After the Obama administration lost more than a half-billion dollars in the president’s quid pro quo with solar-energy company Solyndra, the best defense the White House and its lackeys in the liberal media could muster was: It’s the only Energy Department loan guarantee from the “stimulus” that has failed. (Ominously, their retort often was qualified with “so far.”)
And thus the success of political patronage is redefined not as producing many new megawatts of renewable energy, reducing America’s dependence on foreign oil, and creating hundreds of career jobs, but as our pandering president not being conned by solar charlatans.
But the $535 million taxpayers lost on Solyndra is not the first time their good money has chased bad. Since the 1970s when the Carter administration began subsidizing wind and solar projects in earnest, many tens of billions have been thrown at research, development and infrastructure. In 2010 alone, subsidies totaled almost $4 billion, and the feds plan to allocate billions annually for solar and wind grants, loan guarantees, and personal and corporate tax credits, over the next 10 years and beyond. Despite these enormous investments, turbines and solar panels today combine to produce barely 3 percent of the nation’s electricity, according to the Obama administration’s own data. Largess totals may have fluctuated over the years, but the chronic underperformance of wind and solar generation has not.

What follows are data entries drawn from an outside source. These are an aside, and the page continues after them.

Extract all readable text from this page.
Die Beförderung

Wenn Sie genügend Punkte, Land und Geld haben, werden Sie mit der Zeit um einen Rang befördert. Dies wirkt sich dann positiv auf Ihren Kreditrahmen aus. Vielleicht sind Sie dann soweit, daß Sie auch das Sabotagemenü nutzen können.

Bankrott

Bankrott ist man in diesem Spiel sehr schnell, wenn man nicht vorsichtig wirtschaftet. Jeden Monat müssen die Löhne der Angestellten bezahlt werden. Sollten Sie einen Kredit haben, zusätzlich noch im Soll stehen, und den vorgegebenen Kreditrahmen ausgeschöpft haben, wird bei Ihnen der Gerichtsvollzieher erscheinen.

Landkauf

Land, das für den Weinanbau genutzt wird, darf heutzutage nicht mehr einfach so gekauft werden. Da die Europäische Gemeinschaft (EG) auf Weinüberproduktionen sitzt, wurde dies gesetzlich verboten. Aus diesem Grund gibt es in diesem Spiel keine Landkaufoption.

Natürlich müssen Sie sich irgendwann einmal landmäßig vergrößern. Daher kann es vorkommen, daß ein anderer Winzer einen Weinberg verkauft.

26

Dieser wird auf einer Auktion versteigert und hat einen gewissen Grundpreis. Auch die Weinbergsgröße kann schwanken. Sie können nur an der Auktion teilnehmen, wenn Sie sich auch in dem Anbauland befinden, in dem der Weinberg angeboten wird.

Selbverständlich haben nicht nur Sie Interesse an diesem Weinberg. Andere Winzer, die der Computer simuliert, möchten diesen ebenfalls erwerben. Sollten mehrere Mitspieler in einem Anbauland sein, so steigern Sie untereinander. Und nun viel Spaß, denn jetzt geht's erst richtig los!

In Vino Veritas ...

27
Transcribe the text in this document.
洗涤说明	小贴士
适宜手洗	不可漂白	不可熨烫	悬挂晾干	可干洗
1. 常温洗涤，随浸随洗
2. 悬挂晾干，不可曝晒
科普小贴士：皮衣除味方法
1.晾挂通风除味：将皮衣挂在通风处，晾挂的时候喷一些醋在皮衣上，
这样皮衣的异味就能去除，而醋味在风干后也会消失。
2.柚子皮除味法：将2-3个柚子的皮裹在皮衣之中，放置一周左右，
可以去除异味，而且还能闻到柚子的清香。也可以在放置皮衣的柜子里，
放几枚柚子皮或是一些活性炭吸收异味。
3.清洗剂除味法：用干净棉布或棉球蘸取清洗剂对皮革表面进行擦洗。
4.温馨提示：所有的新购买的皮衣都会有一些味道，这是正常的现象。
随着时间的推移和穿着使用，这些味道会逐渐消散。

In 1997, Robert Bradley Jr., a Cato Institute scholar and CEO of the Institute for Energy Research, wrote a policy analysis titled “Renewable Energy: Not Cheap, Not ‘Green,'” in which he observed, “Wind power has proved itself to be a perpetual ‘infant industry,’ with its competitive viability always somewhere on the horizon.” Fourteen years later, that truth remains immutable, and is likely to remain that way no matter how many corrupt deals President Obama strikes with his campaign donors.